Father Ted patted him on the shoulder. He’d hold a spot, though he knew there was almost no chance Clive would turn up. He never did.

As he continued to gather clothes, he greeted his guests as he passed them, wished them a good night, returned a fist bump, and delivered a high five. The doorbell rang. Placing the bagsof clean and dirty clothes on a table, Father Ted strode between the beds.

The last two beds were empty. There was still room for more that night.

He opened the door.

A figure stood outside. His hood was up, and his face was down. His sweatshirt was torn and muddy, and brambles stuck to the folds of his baggy jeans.

Father Ted opened the door wider. “Welcome home. We have a bed for everyone here.”

The man lowered his hood. He had a fresh face and wild eyes. “I’m not here for a bed. I’m here to get what’s coming to me.”

36

Hagen blasted through a red light, horn honking. Cars screeched to a stop in the middle of the intersection. Two horns returned Hagen’s warning, and the drivers added a selection of swear words to the noise.

Stella called Slade and put her phone on speaker as she scanned their suspect’s driver’s license. “We’ve got a lead on a Trevor McAuley, Caucasian male, twenty years old, almost six feet, light-brown hair, from Claymore Township, Pennsylvania. We have a lead that he’s at the Good Samaritan Shelter and Soup Kitchen in Idlebrook, a neighborhood just north of downtown. Agent Yates and I are en route, with Agents Ander Bennett and Anja Farrow in a second vehicle.”
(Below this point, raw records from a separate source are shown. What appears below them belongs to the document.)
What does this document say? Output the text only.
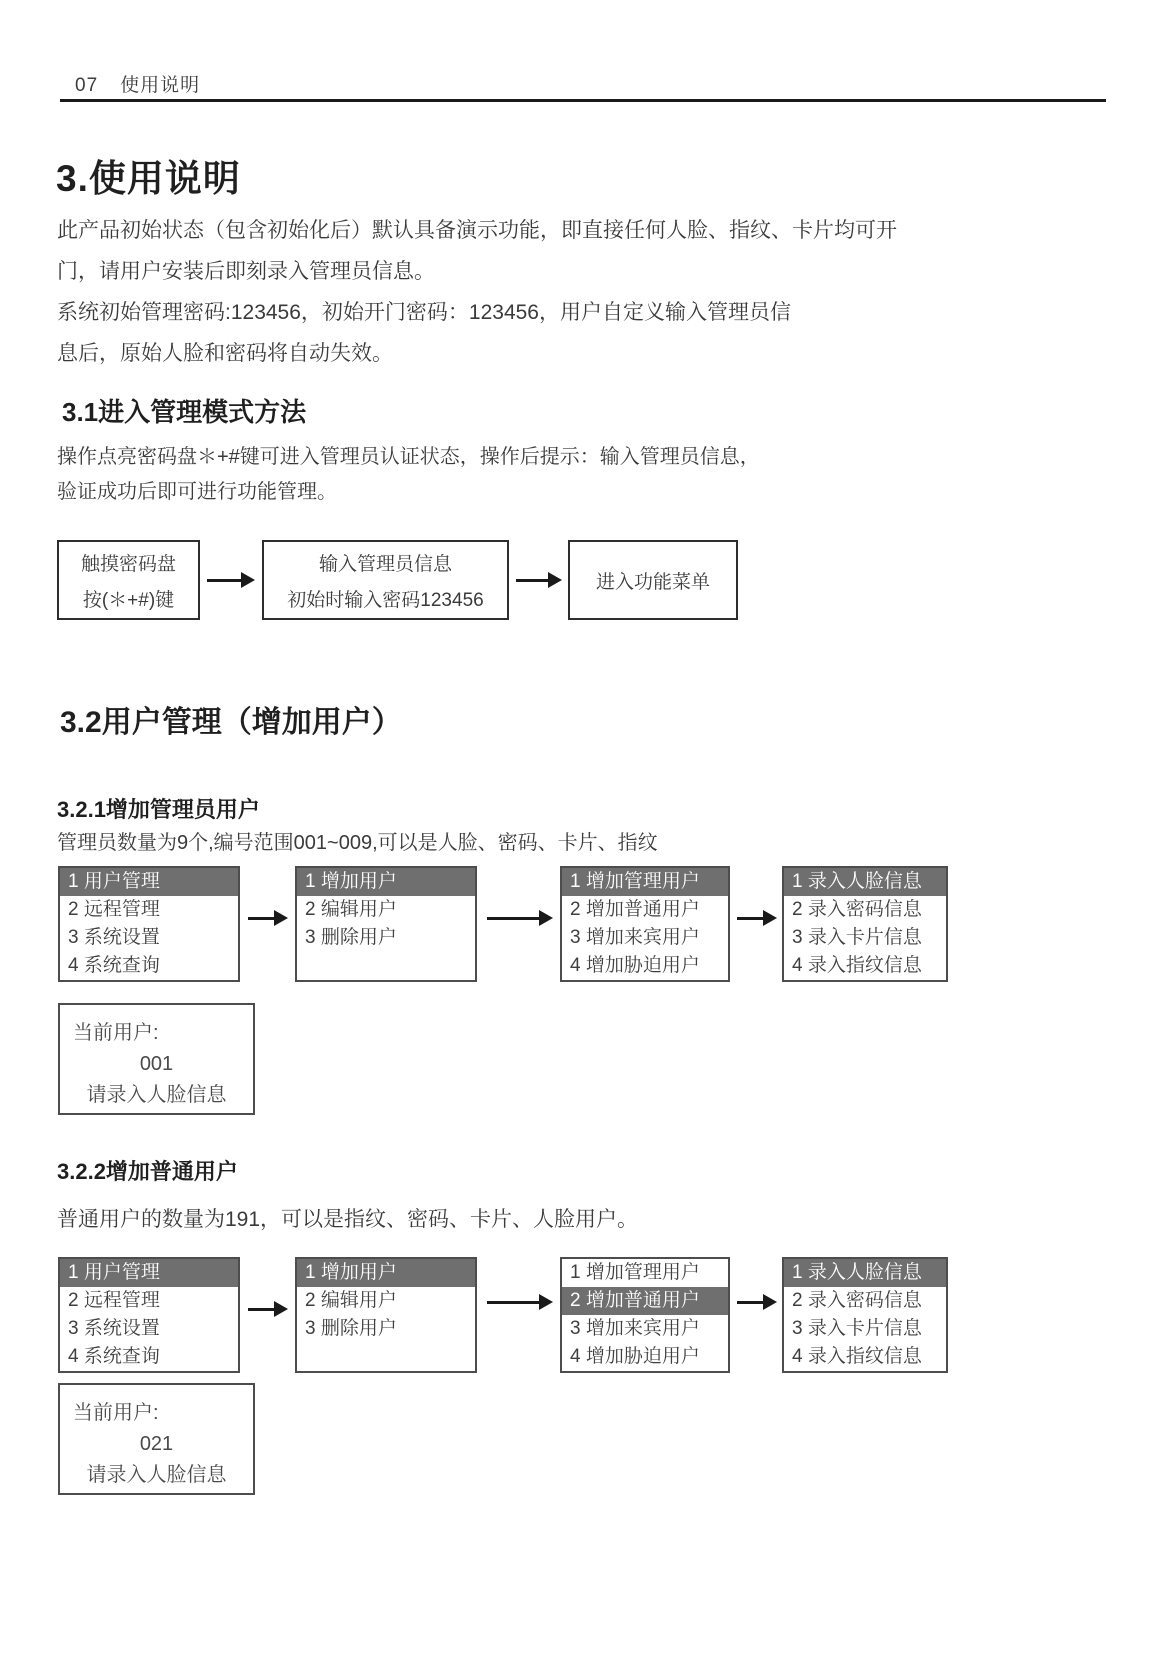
07 使用说明
3.使用说明
此产品初始状态（包含初始化后）默认具备演示功能，即直接任何人脸、指纹、卡片均可开
门，请用户安装后即刻录入管理员信息。
系统初始管理密码:123456，初始开门密码：123456，用户自定义输入管理员信
息后，原始人脸和密码将自动失效。
3.1进入管理模式方法
操作点亮密码盘＊+#键可进入管理员认证状态，操作后提示：输入管理员信息，
验证成功后即可进行功能管理。
触摸密码盘
按(＊+#)键
输入管理员信息
初始时输入密码123456
进入功能菜单
3.2用户管理（增加用户）
3.2.1增加管理员用户
管理员数量为9个,编号范围001~009,可以是人脸、密码、卡片、指纹
1 用户管理
2 远程管理
3 系统设置
4 系统查询
1 增加用户
2 编辑用户
3 删除用户
1 增加管理用户
2 增加普通用户
3 增加来宾用户
4 增加胁迫用户
1 录入人脸信息
2 录入密码信息
3 录入卡片信息
4 录入指纹信息
当前用户:
001
请录入人脸信息
3.2.2增加普通用户
普通用户的数量为191，可以是指纹、密码、卡片、人脸用户。
1 用户管理
2 远程管理
3 系统设置
4 系统查询
1 增加用户
2 编辑用户
3 删除用户
1 增加管理用户
2 增加普通用户
3 增加来宾用户
4 增加胁迫用户
1 录入人脸信息
2 录入密码信息
3 录入卡片信息
4 录入指纹信息
当前用户:
021
请录入人脸信息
“It’s been a busy night, Agent Knox. I’ll alert SWAT and head that way. How’d you find him?”

“Got a call from the mayor at Claymore Township. Trevor got in touch with him…watch it!”

Hagen shot through a stop sign, his hand on the horn, compensating for his foot on the gas. A Volvo hurtling too fast down Trinity Lane didn’t even hoot, let alone slow. With a curse,Hagen weaved across the lanes and sent Stella sliding across her seat.

Slade groaned. “That Hagen driving? Tell him to slow down. You people are no good to me dead.”

Stella eyed Hagen. “Hear that? Slade says to slow down.”

Hagen ignored her. If Trevor McAuley was at the soup kitchen, they needed to get there and shut him down. Before he killed again.

He gripped the wheel, set his jaw, and pushed hard on the gas. With a slight movement of his wrist, he pulled the car into oncoming traffic and zipped past a slow-moving Chevy.

A truck barreled down the road toward them. The truck’s horn screamed.

Bright headlights filled the SUV. Stella blinked. She reached for the dashboard as though her arm would be enough to stop the car collapsing in the impact. Hagen pulled the steering wheel to the right, and the SUV slid back into its lane, missing the front of the truck by inches.

“What did I just tell him to do?” Slade sounded exasperated.

Hagen didn’t slow. “You both worry too much.”

Stella recentered herself on her seat, pulling her seat belt tighter. “Trevor’s going to kill again. He’s got a shelter full of vulnerable victims, the kind he likes the most. We’ve got to get there.”

“Backup’s on the way. Wait for them. Don’t fall into his trap.”

Hagen had no intention of falling into Trevor McAuley’s trap. He had every intention of catching him. But Slade had a point. This dickhead had been pulling them around, arranging a corpse and calling in tip-offs to set up ambushes. They’d been lucky those ambushes hadn’t worked. But this call was more deliberate, clearer.

Trevor McAuley hadn’t phoned a hotline. He’d called Claymore Township and had the mayor pass on a message.